Regardless of all this stupid crap, you rock my world, babe!!!

Plunket and MacLean

Date: 2003-05-21 10:38 am (UTC)
From: [identity profile] mbarrick.livejournal.com
If she insists on treating me like a bastard in all this then at the very least I will be the bastard with style.

Re:

Date: 2003-05-21 08:25 pm (UTC)
From: [identity profile] lady-maleficent.livejournal.com
i vaguely remember saying something... you may need to remind me, but o.k., thanks!! but really, how are you to *really* know where things are going to lead...?

i am surprised more and more by her to be frank...

Date: 2003-05-21 11:54 pm (UTC)
From: [identity profile] mbarrick.livejournal.com
Of course you never know how things are going to turn out going in, but you can look back and say, "If only I had listened." ;-)

Re:

Date: 2003-05-22 12:03 am (UTC)
From: [identity profile] lady-maleficent.livejournal.com
yeah, i know. :)

Date: 2003-05-20 11:36 pm (UTC)
From: [identity profile] cheekydevil.livejournal.com
That is *very* annoying. Holding a grudge is one thing, but making a physical statement of it every time you overlap geographically with the person you hold the grudge with? That seems like way more effort than it can possibly be worth, and puts the responsibility for keeping the grudge going as much with that person as the one they might have the problem with in the first place. WHY go to that effort?

Date: 2003-05-21 07:11 am (UTC)
From: [identity profile] valerian.livejournal.com
And it also seems terribly immature, no?

sideless

Date: 2003-05-21 08:51 am (UTC)
From: [identity profile] kitsune-13.livejournal.com
as you know, we aren't picking sides, and are still friends with both factions in this debacle.
We're hoping that this will one day be over, and everyone can go back to being friends again. We're in agreement with Neener's post here.

Re: sideless

Date: 2003-05-21 09:57 am (UTC)
From: [identity profile] mbarrick.livejournal.com
If you are sideless does that mean you are well-rounded? ;-)

Honestly I don't see any reason for her gripe other than an unfocussed malice looking for a target. Despite being convinced from the get-go it would fail (as I learned later from a reliable source) she set us up nonetheless. She rebuffed any overtures of friendship on my part, rarely visited, and went out of her way to get me in hot water more than once.

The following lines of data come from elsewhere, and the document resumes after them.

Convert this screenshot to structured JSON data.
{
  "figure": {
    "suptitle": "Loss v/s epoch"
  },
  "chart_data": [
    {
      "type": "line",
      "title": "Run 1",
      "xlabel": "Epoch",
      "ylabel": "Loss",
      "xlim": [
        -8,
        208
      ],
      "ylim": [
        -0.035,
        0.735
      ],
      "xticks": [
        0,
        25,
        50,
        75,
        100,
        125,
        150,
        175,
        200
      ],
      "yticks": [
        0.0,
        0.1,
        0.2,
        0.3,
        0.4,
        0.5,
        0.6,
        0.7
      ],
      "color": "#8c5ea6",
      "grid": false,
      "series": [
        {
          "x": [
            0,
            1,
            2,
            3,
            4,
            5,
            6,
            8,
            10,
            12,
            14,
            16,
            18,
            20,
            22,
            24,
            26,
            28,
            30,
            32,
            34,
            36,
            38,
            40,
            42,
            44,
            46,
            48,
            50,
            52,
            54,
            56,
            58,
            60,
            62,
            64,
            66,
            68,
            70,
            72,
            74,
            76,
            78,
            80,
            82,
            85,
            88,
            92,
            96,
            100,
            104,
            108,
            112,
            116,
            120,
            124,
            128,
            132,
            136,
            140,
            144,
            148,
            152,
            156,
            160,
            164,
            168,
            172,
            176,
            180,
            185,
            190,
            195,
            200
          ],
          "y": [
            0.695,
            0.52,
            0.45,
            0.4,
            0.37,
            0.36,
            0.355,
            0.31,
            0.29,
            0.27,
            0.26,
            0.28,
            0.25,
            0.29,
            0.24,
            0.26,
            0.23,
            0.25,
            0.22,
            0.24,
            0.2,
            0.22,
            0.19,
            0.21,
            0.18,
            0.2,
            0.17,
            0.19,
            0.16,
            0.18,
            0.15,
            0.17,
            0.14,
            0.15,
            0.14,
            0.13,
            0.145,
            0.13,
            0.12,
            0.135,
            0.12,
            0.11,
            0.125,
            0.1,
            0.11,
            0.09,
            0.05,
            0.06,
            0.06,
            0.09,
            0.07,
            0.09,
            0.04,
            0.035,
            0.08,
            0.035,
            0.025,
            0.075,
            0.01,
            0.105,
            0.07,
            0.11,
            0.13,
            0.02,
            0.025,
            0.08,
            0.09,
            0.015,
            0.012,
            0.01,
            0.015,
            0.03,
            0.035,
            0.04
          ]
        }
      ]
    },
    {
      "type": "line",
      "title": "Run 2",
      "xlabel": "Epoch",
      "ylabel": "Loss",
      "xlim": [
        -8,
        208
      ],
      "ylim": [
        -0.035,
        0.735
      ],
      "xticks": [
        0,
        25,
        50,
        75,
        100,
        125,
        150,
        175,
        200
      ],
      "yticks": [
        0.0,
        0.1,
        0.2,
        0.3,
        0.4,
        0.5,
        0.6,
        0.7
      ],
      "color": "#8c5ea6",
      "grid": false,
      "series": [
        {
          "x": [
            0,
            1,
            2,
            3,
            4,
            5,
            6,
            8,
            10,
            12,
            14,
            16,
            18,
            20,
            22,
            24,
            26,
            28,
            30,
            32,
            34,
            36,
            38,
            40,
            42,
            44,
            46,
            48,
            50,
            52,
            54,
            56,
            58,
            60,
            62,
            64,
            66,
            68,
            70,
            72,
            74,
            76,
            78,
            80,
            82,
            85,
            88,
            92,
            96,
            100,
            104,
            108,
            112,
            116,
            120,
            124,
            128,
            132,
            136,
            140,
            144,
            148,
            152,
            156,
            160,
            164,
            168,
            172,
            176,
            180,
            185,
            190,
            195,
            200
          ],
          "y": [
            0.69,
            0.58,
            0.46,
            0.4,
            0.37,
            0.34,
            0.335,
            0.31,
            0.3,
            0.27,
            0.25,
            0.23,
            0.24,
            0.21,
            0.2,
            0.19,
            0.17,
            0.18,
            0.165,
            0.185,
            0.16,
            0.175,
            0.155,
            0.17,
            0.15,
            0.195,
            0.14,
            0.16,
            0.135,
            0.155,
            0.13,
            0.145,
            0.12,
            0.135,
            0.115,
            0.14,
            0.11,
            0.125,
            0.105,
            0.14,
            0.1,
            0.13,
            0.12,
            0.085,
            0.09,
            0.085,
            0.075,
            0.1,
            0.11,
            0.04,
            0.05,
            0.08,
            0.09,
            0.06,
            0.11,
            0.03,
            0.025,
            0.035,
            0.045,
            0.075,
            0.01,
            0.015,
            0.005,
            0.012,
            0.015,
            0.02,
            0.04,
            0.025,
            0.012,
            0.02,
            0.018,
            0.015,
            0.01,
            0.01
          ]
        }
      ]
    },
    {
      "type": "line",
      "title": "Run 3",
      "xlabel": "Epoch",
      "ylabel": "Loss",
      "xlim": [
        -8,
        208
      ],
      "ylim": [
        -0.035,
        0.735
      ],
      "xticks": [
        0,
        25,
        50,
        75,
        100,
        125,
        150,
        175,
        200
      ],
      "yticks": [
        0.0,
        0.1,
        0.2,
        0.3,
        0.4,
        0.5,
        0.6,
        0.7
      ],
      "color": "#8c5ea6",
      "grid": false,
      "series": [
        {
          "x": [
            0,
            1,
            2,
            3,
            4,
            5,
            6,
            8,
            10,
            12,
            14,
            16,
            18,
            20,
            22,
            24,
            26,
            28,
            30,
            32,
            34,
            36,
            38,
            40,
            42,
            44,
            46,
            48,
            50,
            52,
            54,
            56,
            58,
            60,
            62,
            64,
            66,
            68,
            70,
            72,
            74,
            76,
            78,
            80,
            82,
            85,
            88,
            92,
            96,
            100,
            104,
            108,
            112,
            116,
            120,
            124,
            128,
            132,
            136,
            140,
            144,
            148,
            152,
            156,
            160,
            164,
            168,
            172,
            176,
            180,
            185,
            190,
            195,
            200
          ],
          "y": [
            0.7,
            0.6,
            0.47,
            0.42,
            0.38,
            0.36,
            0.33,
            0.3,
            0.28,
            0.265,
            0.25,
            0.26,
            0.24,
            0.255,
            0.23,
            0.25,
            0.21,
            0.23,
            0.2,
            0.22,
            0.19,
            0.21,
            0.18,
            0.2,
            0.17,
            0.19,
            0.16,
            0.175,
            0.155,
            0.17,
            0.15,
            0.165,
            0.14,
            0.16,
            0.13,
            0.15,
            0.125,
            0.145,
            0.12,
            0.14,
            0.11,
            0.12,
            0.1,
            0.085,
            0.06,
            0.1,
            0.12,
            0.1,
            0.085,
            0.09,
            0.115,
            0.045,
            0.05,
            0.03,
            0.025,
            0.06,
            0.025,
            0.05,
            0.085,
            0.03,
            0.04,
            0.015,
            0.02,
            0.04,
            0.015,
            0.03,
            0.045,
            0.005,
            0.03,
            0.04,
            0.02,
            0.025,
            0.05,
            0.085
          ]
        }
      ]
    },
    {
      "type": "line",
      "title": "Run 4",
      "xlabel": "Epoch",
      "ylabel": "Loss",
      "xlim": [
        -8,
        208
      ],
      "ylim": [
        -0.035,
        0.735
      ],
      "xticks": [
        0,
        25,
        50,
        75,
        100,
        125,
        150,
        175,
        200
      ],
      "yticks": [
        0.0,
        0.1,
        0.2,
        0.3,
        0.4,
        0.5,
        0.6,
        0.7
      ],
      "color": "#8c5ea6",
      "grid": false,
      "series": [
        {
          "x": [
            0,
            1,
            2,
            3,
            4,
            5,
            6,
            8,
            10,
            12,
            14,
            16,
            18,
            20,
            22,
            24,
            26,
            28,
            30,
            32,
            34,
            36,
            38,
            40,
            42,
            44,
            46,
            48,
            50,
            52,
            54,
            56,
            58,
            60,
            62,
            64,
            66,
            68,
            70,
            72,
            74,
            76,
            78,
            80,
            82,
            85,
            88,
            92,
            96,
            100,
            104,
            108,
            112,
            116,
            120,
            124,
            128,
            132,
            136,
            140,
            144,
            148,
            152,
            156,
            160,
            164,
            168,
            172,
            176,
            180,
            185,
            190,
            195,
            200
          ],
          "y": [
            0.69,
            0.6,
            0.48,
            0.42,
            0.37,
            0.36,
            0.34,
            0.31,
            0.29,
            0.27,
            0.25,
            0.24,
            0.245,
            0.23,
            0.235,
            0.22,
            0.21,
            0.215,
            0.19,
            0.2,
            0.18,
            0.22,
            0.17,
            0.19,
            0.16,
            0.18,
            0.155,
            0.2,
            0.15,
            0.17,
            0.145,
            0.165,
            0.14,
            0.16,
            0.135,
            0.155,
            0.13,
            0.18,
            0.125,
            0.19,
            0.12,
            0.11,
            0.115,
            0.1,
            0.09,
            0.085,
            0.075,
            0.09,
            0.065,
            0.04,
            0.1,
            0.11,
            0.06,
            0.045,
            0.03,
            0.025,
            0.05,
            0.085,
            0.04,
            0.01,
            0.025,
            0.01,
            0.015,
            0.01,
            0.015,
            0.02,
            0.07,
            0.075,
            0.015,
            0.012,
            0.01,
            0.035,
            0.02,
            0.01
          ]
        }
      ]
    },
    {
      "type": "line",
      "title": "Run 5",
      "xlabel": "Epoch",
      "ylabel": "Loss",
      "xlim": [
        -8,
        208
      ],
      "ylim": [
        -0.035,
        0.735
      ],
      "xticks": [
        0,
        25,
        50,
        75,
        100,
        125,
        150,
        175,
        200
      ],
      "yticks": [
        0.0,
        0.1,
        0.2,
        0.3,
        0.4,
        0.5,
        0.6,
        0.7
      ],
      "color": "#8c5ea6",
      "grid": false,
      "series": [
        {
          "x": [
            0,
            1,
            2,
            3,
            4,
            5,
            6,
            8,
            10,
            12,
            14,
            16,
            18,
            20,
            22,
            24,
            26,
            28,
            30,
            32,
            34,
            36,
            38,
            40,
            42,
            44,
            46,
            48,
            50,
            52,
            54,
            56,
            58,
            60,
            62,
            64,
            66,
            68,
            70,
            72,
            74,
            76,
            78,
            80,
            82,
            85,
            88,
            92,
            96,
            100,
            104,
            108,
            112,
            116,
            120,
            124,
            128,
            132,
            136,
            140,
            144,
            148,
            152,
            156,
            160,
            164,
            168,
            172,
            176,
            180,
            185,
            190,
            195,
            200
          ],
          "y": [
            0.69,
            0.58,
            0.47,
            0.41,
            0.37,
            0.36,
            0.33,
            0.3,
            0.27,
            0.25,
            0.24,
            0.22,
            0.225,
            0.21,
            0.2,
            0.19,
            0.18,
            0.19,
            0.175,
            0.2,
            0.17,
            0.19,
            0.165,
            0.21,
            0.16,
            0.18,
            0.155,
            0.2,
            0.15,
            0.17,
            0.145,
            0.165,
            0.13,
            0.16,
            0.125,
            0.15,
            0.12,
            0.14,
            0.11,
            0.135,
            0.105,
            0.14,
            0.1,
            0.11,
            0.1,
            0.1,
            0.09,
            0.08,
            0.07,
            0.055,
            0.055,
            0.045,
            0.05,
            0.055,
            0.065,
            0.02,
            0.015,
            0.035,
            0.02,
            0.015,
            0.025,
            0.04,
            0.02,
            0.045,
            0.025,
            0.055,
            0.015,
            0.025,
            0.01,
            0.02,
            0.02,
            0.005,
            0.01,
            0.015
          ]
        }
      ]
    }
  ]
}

She bided her time until her opportunity to play the indignant friend arrived.

Re: sideless

Date: 2003-05-21 08:31 pm (UTC)
From: [identity profile] lady-maleficent.livejournal.com
i don't really know the whole story, in fact if i said anything about it, it would probably be like playing telephone... everything always gets so twisted up. whatever the initial incident was does not matter to me. what does matter however is the fact that the issue has progessed to this date only growing hungrier and bigger. time to move on.

Hungrier and bigger

Date: 2003-05-21 11:49 pm (UTC)
From: [identity profile] mbarrick.livejournal.com
Just so. No one knows the whole story. Whether the drink that served to catalyze this was spilled on purpose or by accident, thinking about it has served to punctuate how tired I've grown of this.